Na starcie, nie ukrywam, było ciężko. Ciężko się zaadaptować, przyzwyczaić do klimatu, którego zwolenniczką nie jestem, ponieważ mimo wszystko należę do ludzi kochających upały, a im cieplej tym lepiej, byle plaża była w pobliżu, a dosyć chłodny, wilgotny i wietrzny klimat nie jest tym, w czym fizycznie i psychicznie czuję się najlepiej. Kiedyś uwielbiałam kropelki wody spadające z nieba, teraz jedynym, co z tego uwielbienia pozostało, jest zachwyt mgłą, której swoją drogą bardzo lubię robić zdjęcia (dodaje mega artystycznej magii, polecam!), może nawet któregoś z nich wykorzystam do przyszłych wpisów na blogu. A tu... Nie dość, że plaży brak, do morza kawał drogi (swoją drogą pochylam się ku Brighton, wspaniałej bazie relaksacyjnej dla mieszkających w Londynie, którzy najlepiej czują się w otoczeniu piasku i fal bijących o brzeg), to jeszcze temperatura o wiele niższa niż ta, która odpowiada ciepłolubnym, dżdżyste poranki, prysznice z niebios bez ostrzeżenia i lodowate (w moim mniemaniu) wieczory... Sorry, taki mamy klimat, ale nie mój niestety.
Z racji tego, że taki mamy, a raczej mają klimat, moja kompatybilność z Brytyjczykami i wszystkimi lokalnymi zamieszkującymi w okolicy od dłuższego czasu, pozostawiała dużo do życzenia. Ja poubierana od stóp do głów, oni w sweterkach albo w krótkim rękawku. Oni w lekkich kurteczkach, ja w płaszczu pozapinana pod samą szyję. Oni na luzie, a ja w szaliku. Oni w trampkach, ja w kozakach. Jedyne okazje, kiedy mimo ciągłego uczucia zmarznięcia zrzucałam z siebie moje ocieplacze, to sesje zdjęciowe. Ot co, tyle z mojej brytyjskiej krwi. Więc z całą pewnością możecie łatwo sobie wyobrazić miny lokalsów widzących na ulicy misia.
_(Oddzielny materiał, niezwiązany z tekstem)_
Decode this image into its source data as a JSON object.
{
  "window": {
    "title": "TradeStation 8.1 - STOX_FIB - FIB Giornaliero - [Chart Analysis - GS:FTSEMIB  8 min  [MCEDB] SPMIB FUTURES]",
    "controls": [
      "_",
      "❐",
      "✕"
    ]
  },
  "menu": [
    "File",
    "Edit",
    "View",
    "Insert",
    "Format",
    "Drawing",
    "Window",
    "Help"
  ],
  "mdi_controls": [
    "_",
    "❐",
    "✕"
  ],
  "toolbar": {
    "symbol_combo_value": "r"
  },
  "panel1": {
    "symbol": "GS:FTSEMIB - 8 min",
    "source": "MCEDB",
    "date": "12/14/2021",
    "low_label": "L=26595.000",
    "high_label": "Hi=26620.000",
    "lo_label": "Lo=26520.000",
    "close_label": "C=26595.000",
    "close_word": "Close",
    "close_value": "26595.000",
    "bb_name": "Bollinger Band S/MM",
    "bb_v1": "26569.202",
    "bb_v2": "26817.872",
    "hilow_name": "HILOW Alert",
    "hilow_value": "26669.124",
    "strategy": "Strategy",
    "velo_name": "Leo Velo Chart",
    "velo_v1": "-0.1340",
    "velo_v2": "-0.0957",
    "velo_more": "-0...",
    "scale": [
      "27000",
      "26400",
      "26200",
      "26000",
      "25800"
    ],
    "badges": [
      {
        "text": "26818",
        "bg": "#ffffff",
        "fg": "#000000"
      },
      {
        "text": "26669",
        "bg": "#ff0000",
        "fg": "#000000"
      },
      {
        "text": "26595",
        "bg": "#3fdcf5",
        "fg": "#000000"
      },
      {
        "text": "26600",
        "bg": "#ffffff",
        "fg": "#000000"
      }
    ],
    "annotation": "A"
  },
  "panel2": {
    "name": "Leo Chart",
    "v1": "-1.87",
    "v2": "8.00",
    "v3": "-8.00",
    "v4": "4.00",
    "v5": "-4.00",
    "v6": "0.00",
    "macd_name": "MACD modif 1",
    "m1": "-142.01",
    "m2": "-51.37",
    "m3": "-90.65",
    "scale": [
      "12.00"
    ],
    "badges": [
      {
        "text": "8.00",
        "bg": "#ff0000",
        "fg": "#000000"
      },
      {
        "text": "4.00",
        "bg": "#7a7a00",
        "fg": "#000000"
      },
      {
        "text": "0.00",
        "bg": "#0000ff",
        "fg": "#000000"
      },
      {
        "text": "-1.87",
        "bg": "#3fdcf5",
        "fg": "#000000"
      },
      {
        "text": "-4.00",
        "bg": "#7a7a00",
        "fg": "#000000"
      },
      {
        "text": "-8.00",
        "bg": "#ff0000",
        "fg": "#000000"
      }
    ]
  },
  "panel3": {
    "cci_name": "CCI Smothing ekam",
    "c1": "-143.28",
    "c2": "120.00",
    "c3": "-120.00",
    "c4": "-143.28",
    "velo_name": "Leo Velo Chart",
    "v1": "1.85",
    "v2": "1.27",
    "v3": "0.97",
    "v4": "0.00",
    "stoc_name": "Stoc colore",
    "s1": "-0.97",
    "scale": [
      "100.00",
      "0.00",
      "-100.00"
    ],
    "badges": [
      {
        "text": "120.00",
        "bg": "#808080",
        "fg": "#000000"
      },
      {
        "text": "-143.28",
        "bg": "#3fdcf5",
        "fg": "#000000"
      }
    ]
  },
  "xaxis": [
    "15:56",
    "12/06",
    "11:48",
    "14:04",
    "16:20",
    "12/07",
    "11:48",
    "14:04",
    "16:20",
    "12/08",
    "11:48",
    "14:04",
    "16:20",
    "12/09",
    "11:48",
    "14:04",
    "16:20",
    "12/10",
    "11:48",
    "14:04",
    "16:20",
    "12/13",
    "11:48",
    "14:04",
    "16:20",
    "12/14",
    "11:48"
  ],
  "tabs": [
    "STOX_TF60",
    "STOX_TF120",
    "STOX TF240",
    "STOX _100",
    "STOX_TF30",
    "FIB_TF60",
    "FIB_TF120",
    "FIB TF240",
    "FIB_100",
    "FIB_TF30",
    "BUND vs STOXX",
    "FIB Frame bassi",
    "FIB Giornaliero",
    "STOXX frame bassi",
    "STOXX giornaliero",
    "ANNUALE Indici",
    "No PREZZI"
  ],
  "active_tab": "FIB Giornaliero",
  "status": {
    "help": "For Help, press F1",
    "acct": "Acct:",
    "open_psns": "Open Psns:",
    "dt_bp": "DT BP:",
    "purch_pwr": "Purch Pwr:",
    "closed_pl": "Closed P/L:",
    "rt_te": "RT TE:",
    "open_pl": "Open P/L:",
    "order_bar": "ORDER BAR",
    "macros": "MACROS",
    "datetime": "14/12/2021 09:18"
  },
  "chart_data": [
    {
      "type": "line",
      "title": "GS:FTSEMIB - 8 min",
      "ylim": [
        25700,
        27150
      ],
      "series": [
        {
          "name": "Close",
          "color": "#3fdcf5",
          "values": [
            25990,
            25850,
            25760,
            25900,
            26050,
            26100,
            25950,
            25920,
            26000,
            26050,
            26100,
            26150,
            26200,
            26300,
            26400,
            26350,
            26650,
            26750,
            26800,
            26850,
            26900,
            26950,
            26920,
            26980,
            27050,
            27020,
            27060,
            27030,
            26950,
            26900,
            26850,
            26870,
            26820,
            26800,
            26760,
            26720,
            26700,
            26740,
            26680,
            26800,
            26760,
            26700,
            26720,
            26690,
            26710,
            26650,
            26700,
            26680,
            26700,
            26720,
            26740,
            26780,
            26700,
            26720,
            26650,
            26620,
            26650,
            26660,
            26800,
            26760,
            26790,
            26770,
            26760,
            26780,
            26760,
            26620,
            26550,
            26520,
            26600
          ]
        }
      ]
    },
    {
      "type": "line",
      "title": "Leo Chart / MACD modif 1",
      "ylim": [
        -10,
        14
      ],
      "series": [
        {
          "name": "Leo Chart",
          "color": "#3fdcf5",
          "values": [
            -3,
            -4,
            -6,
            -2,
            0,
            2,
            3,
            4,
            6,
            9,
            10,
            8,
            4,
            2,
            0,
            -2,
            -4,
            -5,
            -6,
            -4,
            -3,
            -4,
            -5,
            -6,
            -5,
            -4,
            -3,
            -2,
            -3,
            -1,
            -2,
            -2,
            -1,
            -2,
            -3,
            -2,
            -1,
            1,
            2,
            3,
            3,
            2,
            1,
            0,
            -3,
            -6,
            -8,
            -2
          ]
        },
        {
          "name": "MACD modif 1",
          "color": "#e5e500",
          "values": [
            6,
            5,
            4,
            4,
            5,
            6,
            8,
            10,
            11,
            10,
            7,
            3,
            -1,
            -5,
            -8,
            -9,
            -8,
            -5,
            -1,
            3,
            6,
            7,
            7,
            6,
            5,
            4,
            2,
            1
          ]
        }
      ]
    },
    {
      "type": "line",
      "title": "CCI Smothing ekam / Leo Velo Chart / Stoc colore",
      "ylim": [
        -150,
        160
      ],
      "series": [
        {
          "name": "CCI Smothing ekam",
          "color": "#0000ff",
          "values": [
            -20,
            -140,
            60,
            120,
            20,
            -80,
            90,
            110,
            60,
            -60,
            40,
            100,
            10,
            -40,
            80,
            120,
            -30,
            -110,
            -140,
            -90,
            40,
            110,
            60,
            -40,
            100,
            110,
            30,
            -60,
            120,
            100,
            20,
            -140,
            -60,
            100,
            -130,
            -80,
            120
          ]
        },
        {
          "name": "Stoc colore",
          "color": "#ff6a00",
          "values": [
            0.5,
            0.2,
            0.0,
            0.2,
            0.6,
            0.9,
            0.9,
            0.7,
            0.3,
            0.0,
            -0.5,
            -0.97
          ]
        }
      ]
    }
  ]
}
Szczęśliwie upodobania klimatyczne to jedyna drastyczna różnica między mną, a ludnością brytyjską.
Nie od dzisiaj wiadomo, że Anglia to jedna wielka mieszanka etniczna i kulturowa, czego miałam możliwość doświadczyć nie tylko w życiu codziennym, w sklepach i na ulicach, ale też w pracy. Taka konfiguracja "wszystkich po trochu" jest czymś, co jak by nie było bardzo lubię i doceniam, także to ogromny plus, zwłaszcza, że Londyn to miasto najbardziej przesiąknięte wibracjami geograficznymi i można w nim usłyszeć chyba wszystkie języki i dialekty z całego świata... Co dla mnie jest wielkim TAK, bo wprost uwielbiam takie multikulturowe klimaty. Taka mała próbka całego globu w jednym miejscu.
Czymś oczywistym, ale być może niekoniecznie oczywistym dla kogoś, kto nie żyje podróżami jest to, że gigantyczną przewagą życia w Anglii jest całkowity brak barier językowych. Nie trzeba się obawiać, że ktoś nie mówi po angielsku, że ktoś nie zrozumie, o czym się do niego mówi. Mało tego, jak już wyżej wspomniałam, ludzie mówią też w wielu innych językach, co umożliwia nie tylko swobodną komunikację i ewentualną pomoc w sytuacji braku porozumienia, ale też jest świetną okazją do szlifowania umiejętności językowych dzięki relacjom koleżeńskim z cudzoziemcami żyjącymi w okolicy.
Na koniec nie byłabym sobą, gdybym nie wspomniała o czymś, co zaimponowało mi jak mało co. W strefie "lotniskowej", czyli w zasięgu kilku kilometrów od wielkiego lotniska jeżdżą... Darmowe autobusy. Co prawda przejazd nimi za free jest dostępny tylko na trasie paru km od lotniska, później konieczne jest odbicie karty komunikacji miejskiej, jednak to i tak wielka zaleta. Prawdopodobnie jest tak ze względu na nawał turystów, którzy z portu lotniczego wydostają się do okolicznych hoteli właśnie transportem miejskim, jednak z darmowych przejazdów często korzystają również lokalni. Wyobraźcie sobie jaka to ulga, pracując na lotnisku mieć darmowe dojazdy autobusami pod sam terminal. Żyć nie umierać po prostu!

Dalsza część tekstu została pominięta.